I'm a computer engineer (as academic background) and I've almost never done the same things twice (I've got some experiences, but I'm not an "old" engineer). I've been looking for new opportunities, and I was wondering how much should I stick with my current experience.
The general thing that actually characterize my profile I think is that I always worked in R & D, but never for the same thing. I've worked on cryptography, machine learning... but also graphics, physics and most recently hardware optimization (which is my longest experience, and also my first industrial experience). I have many many interests in engineering (for example I'd like to work in computational fluid dynamics and related algorithms). I don't have a PhD, but I enjoy research.
But let's say you're an employer and I introduce myself in the way I just did (with such passion for many different things because I like the idea of gathering different experiences since it makes you develop a very flexible mind) how would you evaluate me?

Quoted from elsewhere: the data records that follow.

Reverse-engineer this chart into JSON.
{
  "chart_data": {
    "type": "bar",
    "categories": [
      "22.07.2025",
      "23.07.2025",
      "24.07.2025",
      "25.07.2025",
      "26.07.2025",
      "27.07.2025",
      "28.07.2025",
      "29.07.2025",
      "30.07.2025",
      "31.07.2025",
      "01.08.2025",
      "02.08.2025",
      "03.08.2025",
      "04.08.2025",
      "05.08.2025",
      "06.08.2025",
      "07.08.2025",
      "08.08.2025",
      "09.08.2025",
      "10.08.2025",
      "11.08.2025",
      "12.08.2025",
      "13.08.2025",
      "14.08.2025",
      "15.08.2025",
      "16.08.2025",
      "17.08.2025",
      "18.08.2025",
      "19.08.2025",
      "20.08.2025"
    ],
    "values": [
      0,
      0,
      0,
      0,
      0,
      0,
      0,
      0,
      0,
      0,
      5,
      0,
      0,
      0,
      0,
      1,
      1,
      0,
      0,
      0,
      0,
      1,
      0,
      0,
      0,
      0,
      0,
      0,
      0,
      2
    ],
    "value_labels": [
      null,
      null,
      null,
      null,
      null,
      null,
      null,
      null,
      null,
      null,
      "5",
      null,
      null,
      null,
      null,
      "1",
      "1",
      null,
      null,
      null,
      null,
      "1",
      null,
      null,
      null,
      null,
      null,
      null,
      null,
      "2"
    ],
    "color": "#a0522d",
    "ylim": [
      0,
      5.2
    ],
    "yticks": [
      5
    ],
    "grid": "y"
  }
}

Would you think I can be a very good resource? If not should I instead try to get more and more specialized on one specific thing?
I mean I have some specific skills (technical skills) in which I'm particularly good at, but in terms of ... let's say theoretical background is it a problem for an employer to hire me?
Because I'm trying to understand what usually an employer look for (we are talking about R & D positions).
My relevent working experience covers 5 1/2 years. I have never quit a job, and have held numerous positions. I worked for my university for the first year where I worked on two different projects. The second job I worked in a start-up focusing on medical imaging, then I moved to an industry for an R&D position in a computer graphics company. I mostly work on numerical algorithms and how these affect hardware designs at a high level.